Obama Wins Reelection, But Democrats Should Show Grace in Aftermath of Victory

Impact

"When news of the surrender first reached our lines our men commenced firing a salute of a hundred guns in honor of the victory. I at once sent word, however, to have it stopped. The Confederates were now our prisoners, and we did not want to exult over their downfall."

By now, most of you probably recognize this quote as the famous passage from Ulysses S. Grant's memoirs in which he discussed Robert E. Lee's surrender at Appomattox Court House. Its relevance today should be just as obvious for those of us who care about the integrity and character of our political process...

Now that liberals have won, we need to make sure that we show some class.

In part this is because our opposition has, for the last four years, been so distinctly lacking in that quality. Few political movements have shown the level of vitriol toward a single president as that displayed by the Tea Party against President Barack Obama since early 2009. What's worse, the various groups who support liberalism have been victimized by attacks unprecedented in their viciousness — women for demanding the right to control their own bodies (see Todd Akin and Richard Mourdock, the contraception controversy), racial minorities for insisting they are just as American as whites (see the bitter race-centric conspiracy theories against Obama, the galvanizing of anti-Hispanic sentiment vis-a-vis the immigration issue), the poor for being victimized by the inherent inequities of post-Reagan capitalism (see Romney's "47%" comments, the Ayn Randesque rhetoric used by Tea Party protesters).

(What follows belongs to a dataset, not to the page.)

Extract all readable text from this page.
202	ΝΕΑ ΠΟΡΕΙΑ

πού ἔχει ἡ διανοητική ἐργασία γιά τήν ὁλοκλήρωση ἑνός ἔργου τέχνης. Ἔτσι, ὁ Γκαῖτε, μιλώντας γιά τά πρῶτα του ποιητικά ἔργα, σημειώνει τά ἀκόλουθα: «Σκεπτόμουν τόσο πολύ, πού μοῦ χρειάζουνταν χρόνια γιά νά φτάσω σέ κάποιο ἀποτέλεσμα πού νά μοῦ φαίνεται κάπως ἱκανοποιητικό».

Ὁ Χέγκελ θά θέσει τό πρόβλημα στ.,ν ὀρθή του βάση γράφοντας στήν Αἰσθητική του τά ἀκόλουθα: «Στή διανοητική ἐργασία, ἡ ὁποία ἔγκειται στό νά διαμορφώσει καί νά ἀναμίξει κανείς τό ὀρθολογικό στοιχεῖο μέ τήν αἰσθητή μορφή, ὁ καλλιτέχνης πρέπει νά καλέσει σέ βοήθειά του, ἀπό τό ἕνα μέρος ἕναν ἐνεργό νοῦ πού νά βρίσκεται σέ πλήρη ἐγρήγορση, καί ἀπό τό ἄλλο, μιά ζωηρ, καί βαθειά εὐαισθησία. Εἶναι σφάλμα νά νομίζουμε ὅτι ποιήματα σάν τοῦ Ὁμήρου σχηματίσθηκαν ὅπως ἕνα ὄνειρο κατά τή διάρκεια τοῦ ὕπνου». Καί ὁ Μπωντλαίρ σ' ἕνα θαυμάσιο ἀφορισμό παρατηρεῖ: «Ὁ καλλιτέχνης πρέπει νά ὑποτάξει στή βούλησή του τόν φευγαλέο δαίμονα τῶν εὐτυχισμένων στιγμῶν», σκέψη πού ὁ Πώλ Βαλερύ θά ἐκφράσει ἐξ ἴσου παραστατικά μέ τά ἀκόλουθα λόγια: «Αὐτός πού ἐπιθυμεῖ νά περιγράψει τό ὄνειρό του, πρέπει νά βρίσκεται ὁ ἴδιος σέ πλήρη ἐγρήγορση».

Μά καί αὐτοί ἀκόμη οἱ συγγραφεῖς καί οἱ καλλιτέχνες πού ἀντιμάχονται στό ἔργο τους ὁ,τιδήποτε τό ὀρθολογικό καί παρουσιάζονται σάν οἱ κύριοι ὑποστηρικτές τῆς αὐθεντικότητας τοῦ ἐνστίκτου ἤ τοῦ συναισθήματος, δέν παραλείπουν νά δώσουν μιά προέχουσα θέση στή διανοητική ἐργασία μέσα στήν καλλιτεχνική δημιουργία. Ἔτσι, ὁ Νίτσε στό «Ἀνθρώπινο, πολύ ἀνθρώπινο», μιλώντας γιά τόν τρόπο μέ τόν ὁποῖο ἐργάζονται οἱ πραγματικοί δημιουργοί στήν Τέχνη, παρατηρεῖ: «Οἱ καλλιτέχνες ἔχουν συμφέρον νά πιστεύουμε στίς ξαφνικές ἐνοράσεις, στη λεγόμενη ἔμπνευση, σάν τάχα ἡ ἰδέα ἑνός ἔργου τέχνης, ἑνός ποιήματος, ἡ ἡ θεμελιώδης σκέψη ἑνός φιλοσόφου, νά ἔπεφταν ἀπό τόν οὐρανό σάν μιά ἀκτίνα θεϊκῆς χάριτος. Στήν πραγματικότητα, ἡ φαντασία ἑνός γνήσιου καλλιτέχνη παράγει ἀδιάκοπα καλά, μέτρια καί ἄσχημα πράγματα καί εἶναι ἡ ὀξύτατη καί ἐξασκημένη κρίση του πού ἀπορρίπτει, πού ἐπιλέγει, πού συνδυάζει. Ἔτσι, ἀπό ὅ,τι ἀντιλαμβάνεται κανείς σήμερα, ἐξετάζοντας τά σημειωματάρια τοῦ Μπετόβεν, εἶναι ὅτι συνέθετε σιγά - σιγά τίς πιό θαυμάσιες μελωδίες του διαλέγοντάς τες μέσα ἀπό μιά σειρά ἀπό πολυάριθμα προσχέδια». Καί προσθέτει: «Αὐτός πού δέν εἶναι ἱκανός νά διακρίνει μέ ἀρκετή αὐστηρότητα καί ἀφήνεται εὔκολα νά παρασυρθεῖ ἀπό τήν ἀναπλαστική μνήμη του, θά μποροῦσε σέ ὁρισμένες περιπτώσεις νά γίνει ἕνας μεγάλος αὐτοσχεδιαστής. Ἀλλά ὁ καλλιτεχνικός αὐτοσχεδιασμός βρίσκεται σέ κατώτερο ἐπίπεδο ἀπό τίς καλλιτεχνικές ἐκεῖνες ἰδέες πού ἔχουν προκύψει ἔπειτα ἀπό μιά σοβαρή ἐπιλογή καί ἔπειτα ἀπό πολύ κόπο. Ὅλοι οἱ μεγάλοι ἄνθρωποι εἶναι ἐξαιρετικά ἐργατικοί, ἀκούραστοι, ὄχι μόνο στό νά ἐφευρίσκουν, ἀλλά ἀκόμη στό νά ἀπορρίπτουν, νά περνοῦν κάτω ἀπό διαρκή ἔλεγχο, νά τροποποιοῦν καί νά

In light of this context, it is very understandable why so many on the left want to gloat.

We need to curb that impulse. In the end, no matter how much we may believe in the correctness of our own cause, it is important to remember that the millions of Americans who supported Mitt Romney were just as sincerely passionate about their own convictions. The agonizing disappointment that we would have felt had Obama lost is precisely what they're feeling right now. Just as they have a responsibility to avoid behaving like sore losers, so too must we behave like gracious winners.

If we fail to pass this basic test of civility, we will show that we learned nothing from the ugliness of the right-wing's anti-Obama behavior. Our job must be to observe their example and then demonstrate our superiority to it, not conclude that the vindication of Obama's reelection justifies diminishing ourselves by emulating it. I am reminded of the concession speech delivered by my personal political hero, Adlai Stevenson, after losing to Dwight Eisenhower 60 years ago. He compared how he felt to the reaction of Abraham Lincoln back when he lost an important election:

"He said he felt like a little boy who had stubbed his toe in the dark. He said that he was too old to cry, but it hurt too much to laugh."

There, but for the grace of God, goes us. That is why — even as we revel in our happiness for the historic victory achieved for America last night — we need to avoid being cruel toward the people who genuinely believe this great country lost.